Trump's most ardent supporters believe he is the second coming of Christ, and that the election was stolen. Some believe that Obama is really running the government and telling President Biden what to do. These people came to the capital armed to "take the government back" from people who think like me, and many seem perfectly fine with Trump being a dictator so long as they're on the right side of his politics.

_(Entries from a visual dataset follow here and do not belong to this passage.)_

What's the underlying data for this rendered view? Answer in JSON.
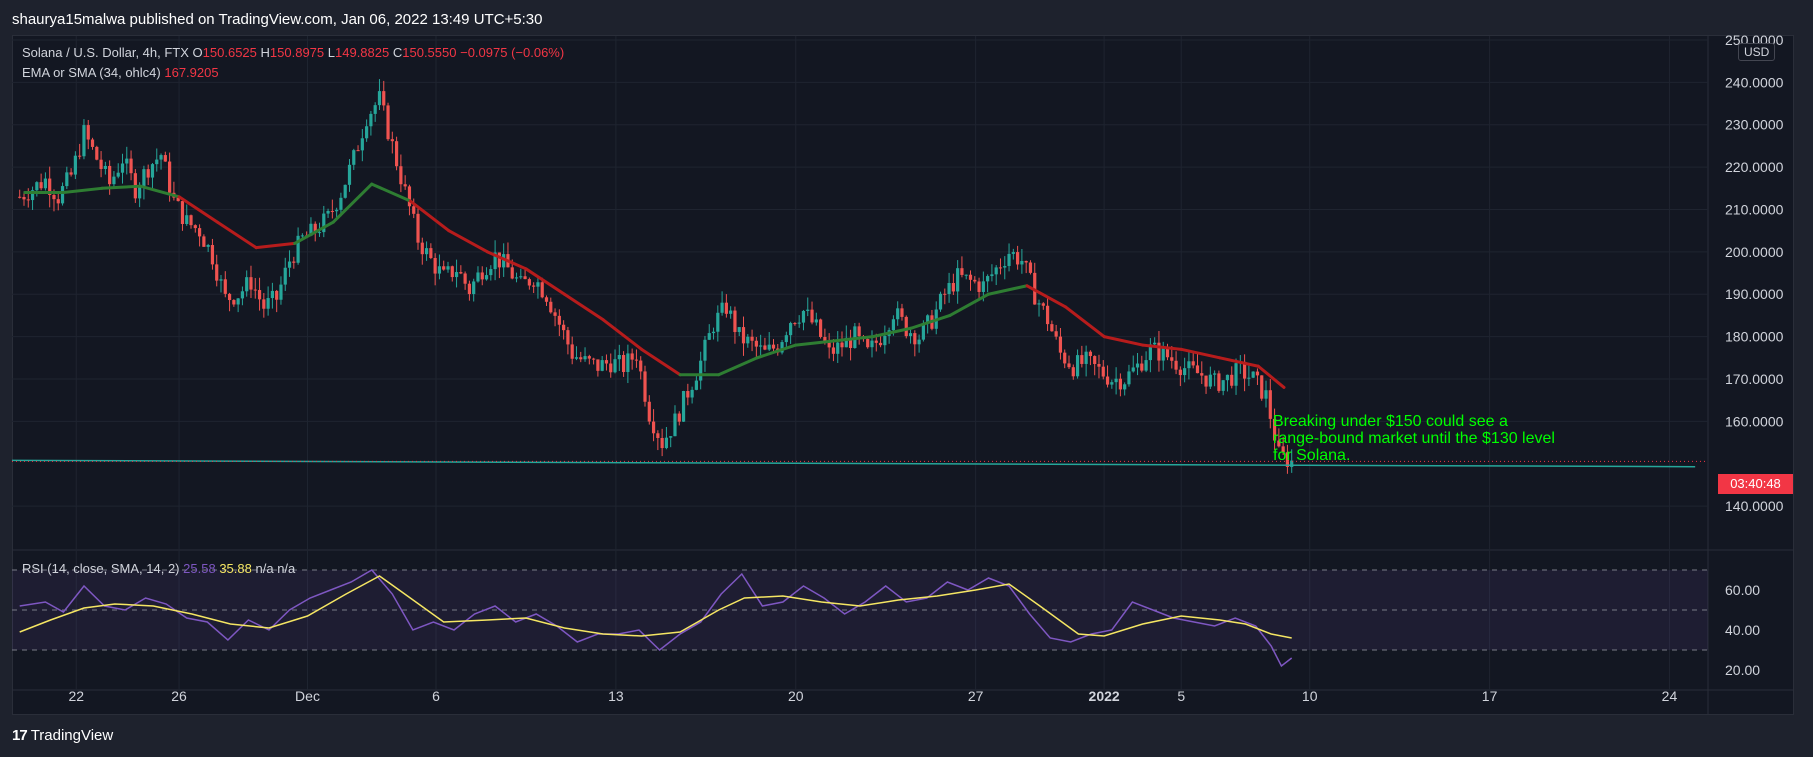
{
  "header": {
    "text": "shaurya15malwa published on TradingView.com, Jan 06, 2022 13:49 UTC+5:30"
  },
  "legend": {
    "symbol": "Solana / U.S. Dollar, 4h, FTX",
    "open_label": "O",
    "open": "150.6525",
    "high_label": "H",
    "high": "150.8975",
    "low_label": "L",
    "low": "149.8825",
    "close_label": "C",
    "close": "150.5550",
    "change": "−0.0975 (−0.06%)",
    "ema_label": "EMA or SMA (34, ohlc4)",
    "ema_value": "167.9205"
  },
  "rsi_legend": {
    "label": "RSI (14, close, SMA, 14, 2)",
    "rsi": "25.58",
    "sma": "35.88",
    "na1": "n/a",
    "na2": "n/a"
  },
  "currency_badge": "USD",
  "countdown": "03:40:48",
  "annotation": "Breaking under $150 could see a\nrange-bound market until the $130 level\nfor Solana.",
  "footer": {
    "brand": "TradingView",
    "mark": "17"
  },
  "colors": {
    "up": "#26a69a",
    "down": "#ef5350",
    "ema_above": "#2e7d32",
    "ema_below": "#b71c1c",
    "rsi_line": "#7e57c2",
    "rsi_sma": "#f5e663",
    "support_line": "#26a69a",
    "annotation": "#00ff00"
  },
  "chart_data": [
    {
      "type": "candlestick",
      "title": "Solana / U.S. Dollar, 4h, FTX",
      "ylim": [
        132,
        250
      ],
      "y_ticks": [
        140,
        160,
        170,
        180,
        190,
        200,
        210,
        220,
        230,
        240,
        250
      ],
      "y_tick_labels": [
        "140.0000",
        "160.0000",
        "170.0000",
        "180.0000",
        "190.0000",
        "200.0000",
        "210.0000",
        "220.0000",
        "230.0000",
        "240.0000",
        "250.0000"
      ],
      "x_ticks": [
        "22",
        "26",
        "Dec",
        "6",
        "13",
        "20",
        "27",
        "2022",
        "5",
        "10",
        "17",
        "24"
      ],
      "x_tick_positions_day": [
        21.5,
        25.5,
        30.5,
        35.5,
        42.5,
        49.5,
        56.5,
        61.5,
        64.5,
        69.5,
        76.5,
        83.5
      ],
      "price_path": [
        [
          19.3,
          213
        ],
        [
          20.3,
          217
        ],
        [
          20.8,
          213
        ],
        [
          21.3,
          218
        ],
        [
          21.8,
          228
        ],
        [
          22.3,
          222
        ],
        [
          22.8,
          216
        ],
        [
          23.3,
          222
        ],
        [
          23.8,
          215
        ],
        [
          24.3,
          220
        ],
        [
          24.8,
          223
        ],
        [
          25.3,
          212
        ],
        [
          25.8,
          207
        ],
        [
          26.3,
          205
        ],
        [
          26.8,
          199
        ],
        [
          27.3,
          189
        ],
        [
          27.8,
          190
        ],
        [
          28.3,
          193
        ],
        [
          28.8,
          187
        ],
        [
          29.3,
          189
        ],
        [
          29.8,
          198
        ],
        [
          30.3,
          203
        ],
        [
          30.8,
          205
        ],
        [
          31.3,
          208
        ],
        [
          31.8,
          214
        ],
        [
          32.3,
          222
        ],
        [
          32.8,
          232
        ],
        [
          33.3,
          236
        ],
        [
          33.8,
          225
        ],
        [
          34.3,
          214
        ],
        [
          34.8,
          203
        ],
        [
          35.3,
          198
        ],
        [
          35.8,
          194
        ],
        [
          36.3,
          196
        ],
        [
          36.8,
          191
        ],
        [
          37.3,
          196
        ],
        [
          37.8,
          199
        ],
        [
          38.3,
          196
        ],
        [
          38.8,
          192
        ],
        [
          39.3,
          194
        ],
        [
          39.8,
          190
        ],
        [
          40.3,
          183
        ],
        [
          40.8,
          176
        ],
        [
          41.3,
          174
        ],
        [
          41.8,
          173
        ],
        [
          42.3,
          174
        ],
        [
          42.8,
          173
        ],
        [
          43.3,
          176
        ],
        [
          43.8,
          162
        ],
        [
          44.3,
          155
        ],
        [
          44.8,
          160
        ],
        [
          45.3,
          167
        ],
        [
          45.8,
          174
        ],
        [
          46.3,
          183
        ],
        [
          46.8,
          187
        ],
        [
          47.3,
          180
        ],
        [
          47.8,
          178
        ],
        [
          48.3,
          176
        ],
        [
          48.8,
          178
        ],
        [
          49.3,
          184
        ],
        [
          49.8,
          186
        ],
        [
          50.3,
          182
        ],
        [
          50.8,
          176
        ],
        [
          51.3,
          178
        ],
        [
          51.8,
          180
        ],
        [
          52.3,
          176
        ],
        [
          52.8,
          180
        ],
        [
          53.3,
          186
        ],
        [
          53.8,
          182
        ],
        [
          54.3,
          180
        ],
        [
          54.8,
          184
        ],
        [
          55.3,
          190
        ],
        [
          55.8,
          194
        ],
        [
          56.3,
          193
        ],
        [
          56.8,
          192
        ],
        [
          57.3,
          196
        ],
        [
          57.8,
          200
        ],
        [
          58.3,
          198
        ],
        [
          58.8,
          190
        ],
        [
          59.3,
          184
        ],
        [
          59.8,
          176
        ],
        [
          60.3,
          173
        ],
        [
          60.8,
          174
        ],
        [
          61.3,
          172
        ],
        [
          61.8,
          170
        ],
        [
          62.3,
          170
        ],
        [
          62.8,
          173
        ],
        [
          63.3,
          177
        ],
        [
          63.8,
          176
        ],
        [
          64.3,
          174
        ],
        [
          64.8,
          172
        ],
        [
          65.3,
          171
        ],
        [
          65.8,
          169
        ],
        [
          66.3,
          170
        ],
        [
          66.8,
          172
        ],
        [
          67.3,
          170
        ],
        [
          67.8,
          166
        ],
        [
          68.3,
          152
        ],
        [
          68.8,
          150.5
        ]
      ],
      "ema_path": [
        [
          19.5,
          214
        ],
        [
          21.0,
          214
        ],
        [
          22.5,
          215
        ],
        [
          24.0,
          215.5
        ],
        [
          25.5,
          213
        ],
        [
          27.0,
          207
        ],
        [
          28.5,
          201
        ],
        [
          30.0,
          202
        ],
        [
          31.5,
          207
        ],
        [
          33.0,
          216
        ],
        [
          34.5,
          212
        ],
        [
          36.0,
          205
        ],
        [
          37.5,
          200
        ],
        [
          39.0,
          196
        ],
        [
          40.5,
          190
        ],
        [
          42.0,
          184
        ],
        [
          43.5,
          177
        ],
        [
          45.0,
          171
        ],
        [
          46.5,
          171
        ],
        [
          48.0,
          175
        ],
        [
          49.5,
          178
        ],
        [
          51.0,
          179
        ],
        [
          52.5,
          180
        ],
        [
          54.0,
          182
        ],
        [
          55.5,
          185
        ],
        [
          57.0,
          190
        ],
        [
          58.5,
          192
        ],
        [
          60.0,
          187
        ],
        [
          61.5,
          180
        ],
        [
          63.0,
          178
        ],
        [
          64.5,
          177
        ],
        [
          66.0,
          175
        ],
        [
          67.5,
          173
        ],
        [
          68.5,
          168
        ]
      ],
      "support_line": [
        [
          19.0,
          150.8
        ],
        [
          84.5,
          149.3
        ]
      ],
      "current_price": 150.555
    },
    {
      "type": "line",
      "title": "RSI (14, close, SMA, 14, 2)",
      "ylim": [
        15,
        75
      ],
      "y_ticks": [
        20,
        40,
        60
      ],
      "y_tick_labels": [
        "20.00",
        "40.00",
        "60.00"
      ],
      "bands": [
        30,
        50,
        70
      ],
      "series": [
        {
          "name": "RSI",
          "values": [
            [
              19.3,
              52
            ],
            [
              20.3,
              54
            ],
            [
              21.0,
              49
            ],
            [
              21.8,
              62
            ],
            [
              22.6,
              52
            ],
            [
              23.4,
              50
            ],
            [
              24.2,
              56
            ],
            [
              25.0,
              53
            ],
            [
              25.8,
              46
            ],
            [
              26.6,
              44
            ],
            [
              27.4,
              35
            ],
            [
              28.2,
              45
            ],
            [
              29.0,
              40
            ],
            [
              29.8,
              50
            ],
            [
              30.6,
              56
            ],
            [
              31.4,
              60
            ],
            [
              32.2,
              64
            ],
            [
              33.0,
              70
            ],
            [
              33.8,
              58
            ],
            [
              34.6,
              40
            ],
            [
              35.4,
              44
            ],
            [
              36.2,
              40
            ],
            [
              37.0,
              48
            ],
            [
              37.8,
              52
            ],
            [
              38.6,
              44
            ],
            [
              39.4,
              48
            ],
            [
              40.2,
              42
            ],
            [
              41.0,
              34
            ],
            [
              41.8,
              38
            ],
            [
              42.6,
              38
            ],
            [
              43.4,
              40
            ],
            [
              44.2,
              30
            ],
            [
              45.0,
              38
            ],
            [
              45.8,
              44
            ],
            [
              46.6,
              58
            ],
            [
              47.4,
              68
            ],
            [
              48.2,
              52
            ],
            [
              49.0,
              54
            ],
            [
              49.8,
              62
            ],
            [
              50.6,
              56
            ],
            [
              51.4,
              48
            ],
            [
              52.2,
              54
            ],
            [
              53.0,
              62
            ],
            [
              53.8,
              54
            ],
            [
              54.6,
              56
            ],
            [
              55.4,
              64
            ],
            [
              56.2,
              60
            ],
            [
              57.0,
              66
            ],
            [
              57.8,
              62
            ],
            [
              58.6,
              48
            ],
            [
              59.4,
              36
            ],
            [
              60.2,
              34
            ],
            [
              61.0,
              38
            ],
            [
              61.8,
              40
            ],
            [
              62.6,
              54
            ],
            [
              63.4,
              50
            ],
            [
              64.2,
              46
            ],
            [
              65.0,
              44
            ],
            [
              65.8,
              42
            ],
            [
              66.6,
              46
            ],
            [
              67.4,
              42
            ],
            [
              68.0,
              32
            ],
            [
              68.4,
              22
            ],
            [
              68.8,
              26
            ]
          ]
        },
        {
          "name": "RSI-based MA",
          "values": [
            [
              19.3,
              39
            ],
            [
              20.5,
              45
            ],
            [
              21.8,
              51
            ],
            [
              23.0,
              53
            ],
            [
              24.5,
              52
            ],
            [
              26.0,
              48
            ],
            [
              27.5,
              43
            ],
            [
              29.0,
              41
            ],
            [
              30.5,
              47
            ],
            [
              32.0,
              58
            ],
            [
              33.3,
              67
            ],
            [
              34.5,
              56
            ],
            [
              35.8,
              44
            ],
            [
              37.5,
              45
            ],
            [
              39.0,
              46
            ],
            [
              40.5,
              41
            ],
            [
              42.0,
              38
            ],
            [
              43.5,
              37
            ],
            [
              45.0,
              39
            ],
            [
              46.5,
              50
            ],
            [
              47.5,
              56
            ],
            [
              49.0,
              57
            ],
            [
              50.5,
              54
            ],
            [
              52.0,
              52
            ],
            [
              53.5,
              55
            ],
            [
              55.0,
              57
            ],
            [
              56.5,
              60
            ],
            [
              57.8,
              63
            ],
            [
              59.0,
              52
            ],
            [
              60.5,
              38
            ],
            [
              61.5,
              37
            ],
            [
              63.0,
              43
            ],
            [
              64.5,
              47
            ],
            [
              66.0,
              45
            ],
            [
              67.0,
              43
            ],
            [
              68.0,
              38
            ],
            [
              68.8,
              36
            ]
          ]
        }
      ],
      "current_value": 25.58,
      "current_sma": 35.88
    }
  ]
}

Laws don't protect us from that sort of crazy, and those people are armed. It's easy to think that California is a long way from Washington, but there are Trump flags in my neighborhood. I don't believe we're safe, and I don't see the situation getting better. It’s bigger than Trump, though he emboldens the worst of us. When he passe (and he will, eventually), another far right person will take Trump's place, and their ideas again will spread like poison from the darker corners of the internet. Their hate will be taught to our children if we’re not vigilant, and it will happen because we fail to teach them to appreciate the horror of what has already happened.
Because we don’t teach the horrors of the past, we fail to prepare our children for what could come.
So, I build a rifle. Not because the government is coming for us, but because the citizens are. And, if I now have to wonder about my neighbors, then we will be armed, too.
I’m no longer anti-violence, I’m anti-fascist.